Bossé was New York Life’s first African-American District Agent. The agents he hired were racially diverse. According to Bossé, that racial diversity provoked a strong reaction of racial animus and discrimination from some New York Life associates. As a result, Bossé alleges that the company: failed to process and underwrite insurance applications submitted by Bossé and his agents; engaged in back billing that undermined Bossé and his agents; and “stole or drove away” agents Bossé hired to work in his office. Compl. ¶ 41. Bossé further alleges that the company treated him differently than similarly situated New York Life District Agents who were white, and failed to investigate

the disparate treatment complaints he made. On January 15, 2016, New York Life terminated Bossé’s District Agent Contract, purportedly based on inaccuracies found

in the electronic application process related to a particular client. Bossé contends that the termination was retaliatory, that the reasons given by New York Life for termination were pretextual, and that his contract was actually terminated based on racial discrimination. He further contends that, following

termination, New York Life defamed him to his New York Life clients, many of whom then ceased doing business with him.
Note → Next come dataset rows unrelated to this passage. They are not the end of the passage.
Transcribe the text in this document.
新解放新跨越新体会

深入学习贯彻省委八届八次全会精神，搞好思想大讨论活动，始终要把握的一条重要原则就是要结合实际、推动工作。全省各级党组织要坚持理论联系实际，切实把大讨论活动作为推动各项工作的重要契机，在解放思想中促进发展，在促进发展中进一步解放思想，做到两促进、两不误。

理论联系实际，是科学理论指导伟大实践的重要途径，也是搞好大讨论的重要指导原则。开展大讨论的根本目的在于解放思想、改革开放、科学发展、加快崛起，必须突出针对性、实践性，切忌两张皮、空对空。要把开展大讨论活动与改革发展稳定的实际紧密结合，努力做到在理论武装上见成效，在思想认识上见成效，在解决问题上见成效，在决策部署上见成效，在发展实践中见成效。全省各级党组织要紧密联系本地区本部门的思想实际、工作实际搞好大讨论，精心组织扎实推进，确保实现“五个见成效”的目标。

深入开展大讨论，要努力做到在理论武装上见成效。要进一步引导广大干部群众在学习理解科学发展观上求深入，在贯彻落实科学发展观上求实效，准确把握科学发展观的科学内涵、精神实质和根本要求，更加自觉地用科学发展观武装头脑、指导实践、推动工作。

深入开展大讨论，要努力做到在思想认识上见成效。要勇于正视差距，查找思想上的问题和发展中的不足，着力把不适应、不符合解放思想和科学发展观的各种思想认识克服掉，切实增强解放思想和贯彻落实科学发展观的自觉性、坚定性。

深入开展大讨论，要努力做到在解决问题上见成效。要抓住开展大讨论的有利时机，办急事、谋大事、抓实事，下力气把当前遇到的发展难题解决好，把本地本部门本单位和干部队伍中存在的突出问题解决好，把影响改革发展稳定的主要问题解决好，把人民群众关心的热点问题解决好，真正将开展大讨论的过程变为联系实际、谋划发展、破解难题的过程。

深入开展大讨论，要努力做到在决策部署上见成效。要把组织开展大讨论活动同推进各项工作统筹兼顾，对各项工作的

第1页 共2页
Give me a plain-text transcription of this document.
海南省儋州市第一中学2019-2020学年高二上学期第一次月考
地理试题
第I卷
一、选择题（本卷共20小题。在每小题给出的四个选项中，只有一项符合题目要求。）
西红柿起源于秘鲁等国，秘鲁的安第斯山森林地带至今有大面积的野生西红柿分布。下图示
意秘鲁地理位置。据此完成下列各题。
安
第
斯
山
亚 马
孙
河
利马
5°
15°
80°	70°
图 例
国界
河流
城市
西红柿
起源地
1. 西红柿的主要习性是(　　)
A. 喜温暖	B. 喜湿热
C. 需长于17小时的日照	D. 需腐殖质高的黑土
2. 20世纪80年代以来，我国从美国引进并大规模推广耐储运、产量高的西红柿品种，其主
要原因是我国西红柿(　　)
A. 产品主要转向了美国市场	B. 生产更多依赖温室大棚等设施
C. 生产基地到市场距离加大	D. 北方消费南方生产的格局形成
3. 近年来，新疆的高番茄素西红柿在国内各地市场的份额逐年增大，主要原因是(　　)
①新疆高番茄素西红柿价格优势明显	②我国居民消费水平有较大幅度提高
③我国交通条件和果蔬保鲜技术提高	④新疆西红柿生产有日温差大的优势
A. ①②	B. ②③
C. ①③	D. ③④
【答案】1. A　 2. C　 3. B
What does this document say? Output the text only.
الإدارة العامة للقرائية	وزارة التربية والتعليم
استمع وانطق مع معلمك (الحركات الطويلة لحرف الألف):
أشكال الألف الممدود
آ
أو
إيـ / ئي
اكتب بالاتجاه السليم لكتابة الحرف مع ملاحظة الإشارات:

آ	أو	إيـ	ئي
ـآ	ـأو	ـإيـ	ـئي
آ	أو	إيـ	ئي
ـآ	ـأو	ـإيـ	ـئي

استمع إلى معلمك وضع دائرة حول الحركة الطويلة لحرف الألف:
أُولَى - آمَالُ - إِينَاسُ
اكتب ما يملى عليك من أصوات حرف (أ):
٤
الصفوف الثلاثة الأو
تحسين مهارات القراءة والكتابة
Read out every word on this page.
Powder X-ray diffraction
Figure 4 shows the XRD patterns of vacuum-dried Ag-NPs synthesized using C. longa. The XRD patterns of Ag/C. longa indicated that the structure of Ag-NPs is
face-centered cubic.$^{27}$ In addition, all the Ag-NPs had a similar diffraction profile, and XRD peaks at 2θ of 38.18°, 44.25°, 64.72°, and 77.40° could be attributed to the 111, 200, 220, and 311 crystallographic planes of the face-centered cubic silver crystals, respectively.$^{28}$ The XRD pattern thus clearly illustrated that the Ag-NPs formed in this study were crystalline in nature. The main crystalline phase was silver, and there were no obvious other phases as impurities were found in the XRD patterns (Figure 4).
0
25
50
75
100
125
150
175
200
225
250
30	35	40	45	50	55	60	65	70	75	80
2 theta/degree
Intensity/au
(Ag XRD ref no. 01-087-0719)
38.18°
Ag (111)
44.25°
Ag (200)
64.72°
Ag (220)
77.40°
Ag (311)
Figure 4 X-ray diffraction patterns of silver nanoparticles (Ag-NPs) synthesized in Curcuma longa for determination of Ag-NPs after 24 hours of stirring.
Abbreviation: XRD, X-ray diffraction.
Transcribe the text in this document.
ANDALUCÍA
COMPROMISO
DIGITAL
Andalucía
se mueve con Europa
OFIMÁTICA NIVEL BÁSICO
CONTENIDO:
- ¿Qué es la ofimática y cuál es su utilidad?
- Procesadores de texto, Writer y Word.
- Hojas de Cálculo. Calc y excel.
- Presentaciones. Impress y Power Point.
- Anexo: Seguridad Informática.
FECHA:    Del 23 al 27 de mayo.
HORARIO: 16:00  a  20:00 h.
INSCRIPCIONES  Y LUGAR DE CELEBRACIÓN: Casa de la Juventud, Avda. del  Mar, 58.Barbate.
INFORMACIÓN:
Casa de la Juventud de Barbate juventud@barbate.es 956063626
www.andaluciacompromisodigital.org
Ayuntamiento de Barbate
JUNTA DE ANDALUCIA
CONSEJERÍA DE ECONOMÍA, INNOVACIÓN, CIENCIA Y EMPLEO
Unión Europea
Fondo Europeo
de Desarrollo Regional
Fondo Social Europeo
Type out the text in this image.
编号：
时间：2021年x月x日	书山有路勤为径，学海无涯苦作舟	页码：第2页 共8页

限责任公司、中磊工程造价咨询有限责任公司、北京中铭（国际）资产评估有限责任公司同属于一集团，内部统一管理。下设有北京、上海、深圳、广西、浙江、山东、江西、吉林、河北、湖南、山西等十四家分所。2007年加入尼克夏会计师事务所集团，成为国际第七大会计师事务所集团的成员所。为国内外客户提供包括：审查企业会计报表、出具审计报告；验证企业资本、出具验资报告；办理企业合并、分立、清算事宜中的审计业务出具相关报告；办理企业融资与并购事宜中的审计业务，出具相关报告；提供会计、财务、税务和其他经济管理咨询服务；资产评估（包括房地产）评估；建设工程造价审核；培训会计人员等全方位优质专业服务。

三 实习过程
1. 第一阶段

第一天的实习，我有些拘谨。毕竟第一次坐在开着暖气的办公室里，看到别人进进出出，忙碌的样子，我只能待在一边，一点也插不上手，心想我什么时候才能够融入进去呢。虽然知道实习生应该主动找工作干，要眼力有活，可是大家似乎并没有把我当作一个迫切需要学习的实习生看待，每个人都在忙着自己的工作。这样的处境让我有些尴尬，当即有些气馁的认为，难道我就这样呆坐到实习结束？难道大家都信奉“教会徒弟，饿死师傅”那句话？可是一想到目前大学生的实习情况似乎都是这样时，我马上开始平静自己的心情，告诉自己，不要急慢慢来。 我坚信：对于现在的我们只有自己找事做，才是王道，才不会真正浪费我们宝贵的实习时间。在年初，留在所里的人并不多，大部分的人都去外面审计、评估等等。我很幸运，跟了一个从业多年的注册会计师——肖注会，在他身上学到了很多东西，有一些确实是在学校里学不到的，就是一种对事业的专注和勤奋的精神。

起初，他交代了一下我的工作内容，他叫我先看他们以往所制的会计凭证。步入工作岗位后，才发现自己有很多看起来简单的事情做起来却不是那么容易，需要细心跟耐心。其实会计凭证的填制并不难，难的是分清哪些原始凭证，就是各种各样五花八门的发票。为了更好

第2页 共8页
Bossé filed this suit, asserting claims for discrimination and retaliation under 42 U.S.C. § 1981, conspiracy to interfere

with civil rights under 42 U.S.C. § 1985, and breach of contract under 42 U.S.C. § 1981. He also asserts a host of state law claims, including claims for breach of the covenant of good faith and fair dealing, fraud, wrongful termination, tortious interference with economic advantage, violation of New Hampshire’s Consumer Protection Act (RSA 358-A), breach of fiduciary duty, unjust enrichment, quantum meruit, conversion, defamation per quod, and defamation per se.

I. Motion to Compel Arbitration Relying on the 2004 Partner’s Agreement, New York Life insists that Bossé’s current claims be dismissed in favor of

arbitration because, under the terms of that Agreement, and provisions of the Federal Arbitration Act, he is obligated to arbitrate all claims he might have against New York Life before the Financial Industry Regulatory Authority (“FINRA”). A. Discussion The Federal Arbitration Act “establishes ‘a liberal federal policy favoring arbitration agreements.’” Epic Sys. Corp. v.

Lewis, 138 S. Ct. 1612, 1621 (2018) (quoting Moses H. Cone Memorial Hospital v. Mercury Constr. Corp., 460 U.S. 1, 24 (1983)) (additional citations omitted). Accordingly, the Act “requires courts to enforce covered arbitration agreements according to their terms.” Lamps Plus, Inc. v. Varela, 139 S. Ct. 1407, 1412 (2019) (citations omitted).

Because arbitration “is a matter of contract,” “a party cannot be required to submit to arbitration any dispute which [it] has not agreed so to submit.” Hogan v. SPAR Grp., Inc., 914 F.3d 34, 38 (1st Cir. 2019) (quoting McCarthy v. Azure, 22 F.3d 351, 354 (1st Cir. 1994)) (further quotations omitted). Thus, “[i]n deciding a motion to compel arbitration, a court must ascertain whether: ‘(i) there exists a written agreement to arbitrate’ . . .” Gove v. Career Sys. Dev.